Other notable alumni include; Otto von Bismark, Feuerbach & Fichte, Friedrich Engels, Heinrich Heine, Georg Wilhelm Friedrich Hegel, Karl Marx, Karl Liebknecht, Herbert Marcuse, Arthur Schoepenhauer, Felix Mendelsohn Bartholdy, Kurt Tucholsky. Rudolf Virchow (‘the father of modern pathology’) and Robert Havemann.

Arguably though, the most important figures with their names attached to this university would be the two Humboldt brothers from whom the university gets its current name – Wilhelm and his more widely-known sibling, Alexander. Both would promote the development of education as a free and open enterprise to shape society not around the set societal structure – but around the interests and expertises that would develop from the cultivation of the individual.

This great sense of understanding within society would only develop through the unobstructed exposure of individuals to things beyond their horizon. Alexander von Humboldt would famously comment that: “it is no less useless for the carpenter to have learned Greek than it is for the scholar to make tables.”
Humboldt University
Humboldt University
Outside the university now – almost every day of the year, come rain, come shine – is a book sale, run in cooperation with the institution but by private sellers. Its presence stands are a symbolic challenge to the history and Nazi use of the square opposite. To great leaders, and great powers – good or bad – image is everything. As such it must be maintained, by sword or by pen.

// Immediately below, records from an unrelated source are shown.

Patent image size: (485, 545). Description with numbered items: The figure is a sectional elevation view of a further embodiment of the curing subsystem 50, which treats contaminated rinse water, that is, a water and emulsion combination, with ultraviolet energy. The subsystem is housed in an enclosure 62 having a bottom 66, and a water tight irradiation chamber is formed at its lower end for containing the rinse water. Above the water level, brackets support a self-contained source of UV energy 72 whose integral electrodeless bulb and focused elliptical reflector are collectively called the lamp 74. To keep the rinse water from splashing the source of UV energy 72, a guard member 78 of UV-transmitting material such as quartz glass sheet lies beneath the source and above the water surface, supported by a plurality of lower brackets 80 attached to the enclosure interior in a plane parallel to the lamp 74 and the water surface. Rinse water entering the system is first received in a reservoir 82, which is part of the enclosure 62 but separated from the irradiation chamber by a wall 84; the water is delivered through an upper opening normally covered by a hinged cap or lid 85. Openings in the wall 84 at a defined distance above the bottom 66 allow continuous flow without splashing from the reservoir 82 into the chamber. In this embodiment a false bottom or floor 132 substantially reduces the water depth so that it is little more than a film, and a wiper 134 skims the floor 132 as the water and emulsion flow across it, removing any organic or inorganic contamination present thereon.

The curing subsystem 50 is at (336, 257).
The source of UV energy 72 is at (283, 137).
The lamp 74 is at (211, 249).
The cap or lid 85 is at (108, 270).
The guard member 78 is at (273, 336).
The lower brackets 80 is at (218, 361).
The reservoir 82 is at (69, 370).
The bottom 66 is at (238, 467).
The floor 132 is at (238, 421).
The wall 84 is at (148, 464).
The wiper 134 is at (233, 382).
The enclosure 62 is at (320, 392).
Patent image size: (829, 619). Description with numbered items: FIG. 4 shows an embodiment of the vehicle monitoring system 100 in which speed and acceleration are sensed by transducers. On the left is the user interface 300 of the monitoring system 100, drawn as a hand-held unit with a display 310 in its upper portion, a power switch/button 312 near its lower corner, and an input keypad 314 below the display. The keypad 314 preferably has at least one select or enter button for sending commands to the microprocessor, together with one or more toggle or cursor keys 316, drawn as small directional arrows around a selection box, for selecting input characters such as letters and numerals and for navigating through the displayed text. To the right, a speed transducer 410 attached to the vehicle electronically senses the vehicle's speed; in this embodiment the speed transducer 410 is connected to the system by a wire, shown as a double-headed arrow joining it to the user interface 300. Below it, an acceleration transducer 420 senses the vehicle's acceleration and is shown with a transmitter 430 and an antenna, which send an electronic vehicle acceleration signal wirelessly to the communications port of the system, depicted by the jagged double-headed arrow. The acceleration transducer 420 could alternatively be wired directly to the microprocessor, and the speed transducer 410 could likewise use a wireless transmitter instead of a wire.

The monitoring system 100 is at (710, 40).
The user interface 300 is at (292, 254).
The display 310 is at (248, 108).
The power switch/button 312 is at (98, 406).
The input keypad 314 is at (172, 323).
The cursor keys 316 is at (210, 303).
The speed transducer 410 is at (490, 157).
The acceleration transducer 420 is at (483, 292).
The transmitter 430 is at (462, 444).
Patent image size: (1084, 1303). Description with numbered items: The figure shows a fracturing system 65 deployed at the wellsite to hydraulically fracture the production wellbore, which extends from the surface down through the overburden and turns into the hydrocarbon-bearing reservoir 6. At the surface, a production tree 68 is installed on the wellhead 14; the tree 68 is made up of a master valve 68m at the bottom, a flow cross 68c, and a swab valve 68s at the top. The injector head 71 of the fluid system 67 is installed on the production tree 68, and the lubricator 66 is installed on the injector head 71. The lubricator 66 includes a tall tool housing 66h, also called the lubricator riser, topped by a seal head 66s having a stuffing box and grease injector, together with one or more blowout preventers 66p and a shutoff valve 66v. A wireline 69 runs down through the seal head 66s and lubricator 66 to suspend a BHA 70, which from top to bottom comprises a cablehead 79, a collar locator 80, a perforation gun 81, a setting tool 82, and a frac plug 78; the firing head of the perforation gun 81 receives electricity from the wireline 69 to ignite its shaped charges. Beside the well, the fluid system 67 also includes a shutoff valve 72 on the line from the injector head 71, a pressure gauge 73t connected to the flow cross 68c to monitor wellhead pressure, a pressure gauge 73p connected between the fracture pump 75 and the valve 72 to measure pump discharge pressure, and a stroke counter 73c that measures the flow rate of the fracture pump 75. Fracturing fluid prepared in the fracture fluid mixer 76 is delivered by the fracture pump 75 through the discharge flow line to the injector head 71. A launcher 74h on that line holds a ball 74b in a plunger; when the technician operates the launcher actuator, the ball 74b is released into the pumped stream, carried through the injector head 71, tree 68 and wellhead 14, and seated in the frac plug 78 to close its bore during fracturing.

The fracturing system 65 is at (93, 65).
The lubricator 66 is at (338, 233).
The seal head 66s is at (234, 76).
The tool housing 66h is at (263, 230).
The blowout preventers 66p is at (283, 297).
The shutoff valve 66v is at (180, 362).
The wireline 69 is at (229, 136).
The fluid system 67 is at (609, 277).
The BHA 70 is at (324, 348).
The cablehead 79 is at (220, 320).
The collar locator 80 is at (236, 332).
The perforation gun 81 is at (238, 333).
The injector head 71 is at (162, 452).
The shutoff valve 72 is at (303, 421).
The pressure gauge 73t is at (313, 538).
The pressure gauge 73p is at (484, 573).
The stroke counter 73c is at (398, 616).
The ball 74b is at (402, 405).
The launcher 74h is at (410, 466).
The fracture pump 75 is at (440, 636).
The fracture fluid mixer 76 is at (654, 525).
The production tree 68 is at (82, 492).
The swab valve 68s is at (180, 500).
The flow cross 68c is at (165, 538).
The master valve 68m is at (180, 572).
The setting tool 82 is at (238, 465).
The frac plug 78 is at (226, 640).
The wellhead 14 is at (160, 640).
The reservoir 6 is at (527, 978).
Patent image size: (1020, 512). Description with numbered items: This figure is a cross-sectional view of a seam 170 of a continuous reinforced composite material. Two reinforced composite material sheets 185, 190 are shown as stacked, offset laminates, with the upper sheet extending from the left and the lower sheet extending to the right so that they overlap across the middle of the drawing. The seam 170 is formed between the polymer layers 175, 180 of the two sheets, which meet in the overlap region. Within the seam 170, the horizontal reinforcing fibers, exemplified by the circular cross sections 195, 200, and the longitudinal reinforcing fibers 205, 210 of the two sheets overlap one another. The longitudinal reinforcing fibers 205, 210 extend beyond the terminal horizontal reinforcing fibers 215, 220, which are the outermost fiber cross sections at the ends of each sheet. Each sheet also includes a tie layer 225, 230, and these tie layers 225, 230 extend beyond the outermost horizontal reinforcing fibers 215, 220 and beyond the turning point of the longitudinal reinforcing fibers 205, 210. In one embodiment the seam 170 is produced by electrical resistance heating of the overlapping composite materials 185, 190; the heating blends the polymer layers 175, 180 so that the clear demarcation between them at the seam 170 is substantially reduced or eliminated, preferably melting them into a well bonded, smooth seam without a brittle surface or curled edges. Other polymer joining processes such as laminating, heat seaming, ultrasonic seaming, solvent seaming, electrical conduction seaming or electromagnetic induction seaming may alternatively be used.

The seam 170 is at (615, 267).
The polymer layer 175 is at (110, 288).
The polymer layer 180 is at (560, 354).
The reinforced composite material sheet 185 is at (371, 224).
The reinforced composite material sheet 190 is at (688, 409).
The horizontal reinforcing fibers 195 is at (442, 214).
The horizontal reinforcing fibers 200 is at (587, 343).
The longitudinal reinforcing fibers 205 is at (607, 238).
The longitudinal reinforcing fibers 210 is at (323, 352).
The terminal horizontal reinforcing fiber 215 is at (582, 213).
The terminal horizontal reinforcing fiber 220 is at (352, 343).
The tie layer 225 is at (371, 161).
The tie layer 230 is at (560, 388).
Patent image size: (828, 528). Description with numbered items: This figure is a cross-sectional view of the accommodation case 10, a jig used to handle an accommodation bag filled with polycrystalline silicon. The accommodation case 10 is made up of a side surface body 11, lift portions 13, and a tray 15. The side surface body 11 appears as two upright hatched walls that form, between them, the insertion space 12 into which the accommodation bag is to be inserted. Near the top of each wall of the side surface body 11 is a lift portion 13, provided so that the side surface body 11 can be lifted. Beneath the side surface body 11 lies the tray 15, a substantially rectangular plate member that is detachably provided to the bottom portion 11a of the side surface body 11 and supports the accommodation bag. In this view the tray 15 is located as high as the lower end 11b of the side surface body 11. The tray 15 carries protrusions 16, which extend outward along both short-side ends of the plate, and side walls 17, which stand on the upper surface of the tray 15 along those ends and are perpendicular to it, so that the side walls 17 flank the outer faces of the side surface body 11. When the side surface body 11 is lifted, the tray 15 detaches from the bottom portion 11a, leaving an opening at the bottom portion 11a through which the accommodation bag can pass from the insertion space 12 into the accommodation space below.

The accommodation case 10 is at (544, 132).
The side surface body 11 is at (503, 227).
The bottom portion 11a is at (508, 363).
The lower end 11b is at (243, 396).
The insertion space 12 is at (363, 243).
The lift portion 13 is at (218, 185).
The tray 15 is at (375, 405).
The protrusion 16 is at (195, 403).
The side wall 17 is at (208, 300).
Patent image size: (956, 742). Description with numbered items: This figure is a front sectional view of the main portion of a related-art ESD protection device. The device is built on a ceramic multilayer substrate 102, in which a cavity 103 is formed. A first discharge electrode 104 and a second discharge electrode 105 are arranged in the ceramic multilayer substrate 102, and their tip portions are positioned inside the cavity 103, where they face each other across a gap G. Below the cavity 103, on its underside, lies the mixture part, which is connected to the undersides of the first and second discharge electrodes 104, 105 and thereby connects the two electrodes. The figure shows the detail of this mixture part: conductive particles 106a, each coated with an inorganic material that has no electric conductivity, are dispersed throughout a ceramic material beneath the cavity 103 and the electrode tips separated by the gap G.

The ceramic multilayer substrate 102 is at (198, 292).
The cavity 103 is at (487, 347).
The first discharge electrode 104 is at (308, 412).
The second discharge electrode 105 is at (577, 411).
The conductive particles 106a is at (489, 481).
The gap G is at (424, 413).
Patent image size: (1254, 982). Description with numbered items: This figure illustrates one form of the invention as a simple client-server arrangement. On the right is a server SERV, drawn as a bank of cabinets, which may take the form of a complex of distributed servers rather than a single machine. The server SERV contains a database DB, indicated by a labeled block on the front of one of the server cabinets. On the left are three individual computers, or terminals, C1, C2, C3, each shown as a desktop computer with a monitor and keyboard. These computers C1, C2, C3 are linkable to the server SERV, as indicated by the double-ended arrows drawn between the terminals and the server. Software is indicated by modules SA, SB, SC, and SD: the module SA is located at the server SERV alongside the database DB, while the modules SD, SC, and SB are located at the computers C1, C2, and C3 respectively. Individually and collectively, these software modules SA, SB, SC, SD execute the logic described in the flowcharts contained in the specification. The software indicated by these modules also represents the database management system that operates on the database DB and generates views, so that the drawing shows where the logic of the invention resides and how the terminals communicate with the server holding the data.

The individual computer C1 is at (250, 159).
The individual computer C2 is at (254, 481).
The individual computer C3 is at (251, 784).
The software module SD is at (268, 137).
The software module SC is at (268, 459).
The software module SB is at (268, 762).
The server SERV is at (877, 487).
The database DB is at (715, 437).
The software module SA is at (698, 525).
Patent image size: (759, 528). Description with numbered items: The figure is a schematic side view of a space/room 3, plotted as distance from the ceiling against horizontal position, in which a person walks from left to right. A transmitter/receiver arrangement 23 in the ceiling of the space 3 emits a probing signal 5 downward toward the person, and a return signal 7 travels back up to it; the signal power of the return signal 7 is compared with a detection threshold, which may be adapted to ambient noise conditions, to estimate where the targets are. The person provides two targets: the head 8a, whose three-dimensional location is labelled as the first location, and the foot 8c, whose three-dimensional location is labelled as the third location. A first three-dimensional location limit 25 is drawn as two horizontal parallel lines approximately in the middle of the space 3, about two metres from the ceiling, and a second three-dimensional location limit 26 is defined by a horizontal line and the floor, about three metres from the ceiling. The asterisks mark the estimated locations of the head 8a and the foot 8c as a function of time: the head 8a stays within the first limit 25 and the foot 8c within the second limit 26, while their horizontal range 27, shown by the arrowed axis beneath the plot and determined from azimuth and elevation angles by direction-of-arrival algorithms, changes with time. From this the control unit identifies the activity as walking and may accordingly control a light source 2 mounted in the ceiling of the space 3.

Here it is possible to purchase the works of authors persecuted by the Nazis, who would also have their intellectual property condemned to the flames or the nearby cultural bonfire. Although beyond the expected list of degenerate author’s works one might expect, it is also possible to find other works – contemporary and modern.

Every year, the former Opera Square also plays host to an annual book sale, allowing the many small publishing houses across Germany to step into the spotlight. Regardless of the content of their publications, it is the free flowing dialogue of expression that is promoted here that acts as one of the most important fundamentals of a successful democratic society.

The Basic Law of German is currently clear on this subject: “Every person shall have the right freely to express and disseminate his opinions in speech, writing and pictures, and to inform himself without hindrance from generally accessible sources.”

Not only does the individual have the right to freely express themselves but the public has the ability then to judge for themselves the significance of those words and engage in dialogue.

Rather than flames, we have the realm of fiction and non-fiction.